Asked why President Clerides felt the need to point this out to Hannay, he said this is a pivotal part of the strategy of the Greek Cypriot side, which should be highlighted at every given opportunity, together with the desire to solve the Cyprus question, in case the current peace effort fails due to Turkish intransigence.

Replying to questions, Papapetrou said Hannay briefed the President about his recent meetings in Ankara and London's moves and efforts with regard to the peace process.

The British diplomat, the spokesman added, said that Britain is working closely with the US, the European Union and the UN on Cyprus.

He said Hannay brought "absolutely nothing" with him, when asked if the British envoy had any solution plan in his luggage.

Questioned on the peace talks, Papapetrou, who participates as a member of President Clerides' negotiating team, said that today's meeting will be "indicative" of how things are moving.

"From now on, time constraints are becoming very limited and every meeting we have and every minute is crucial," he said.

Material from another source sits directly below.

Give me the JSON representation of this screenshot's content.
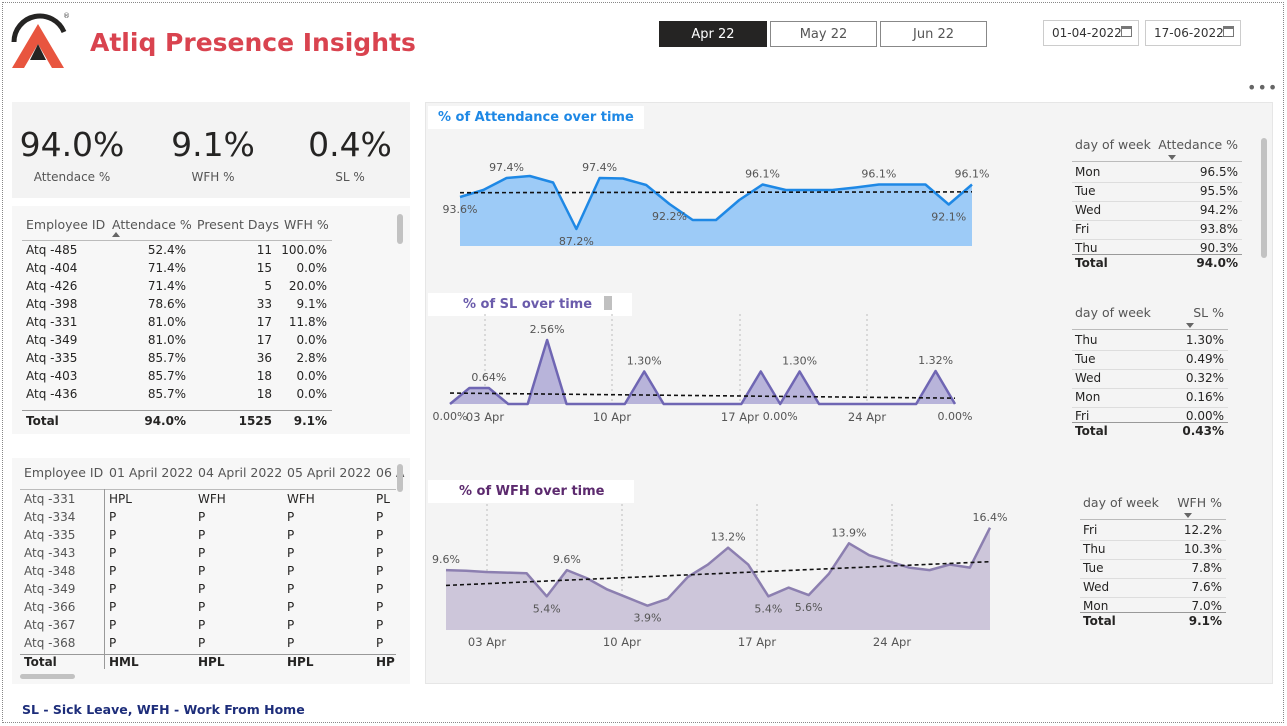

Talks are meant to reach some kind of agreement on the core issues (governance, security, territory, property) by the end of June, described as a target date by all interested parties. So far there is no indication that a tangible outcome from the talks is feasible.

Turkish troops have been occupying 37 per cent of its territory since 1974 in violation of repeated UN resolutions calling for their withdrawal.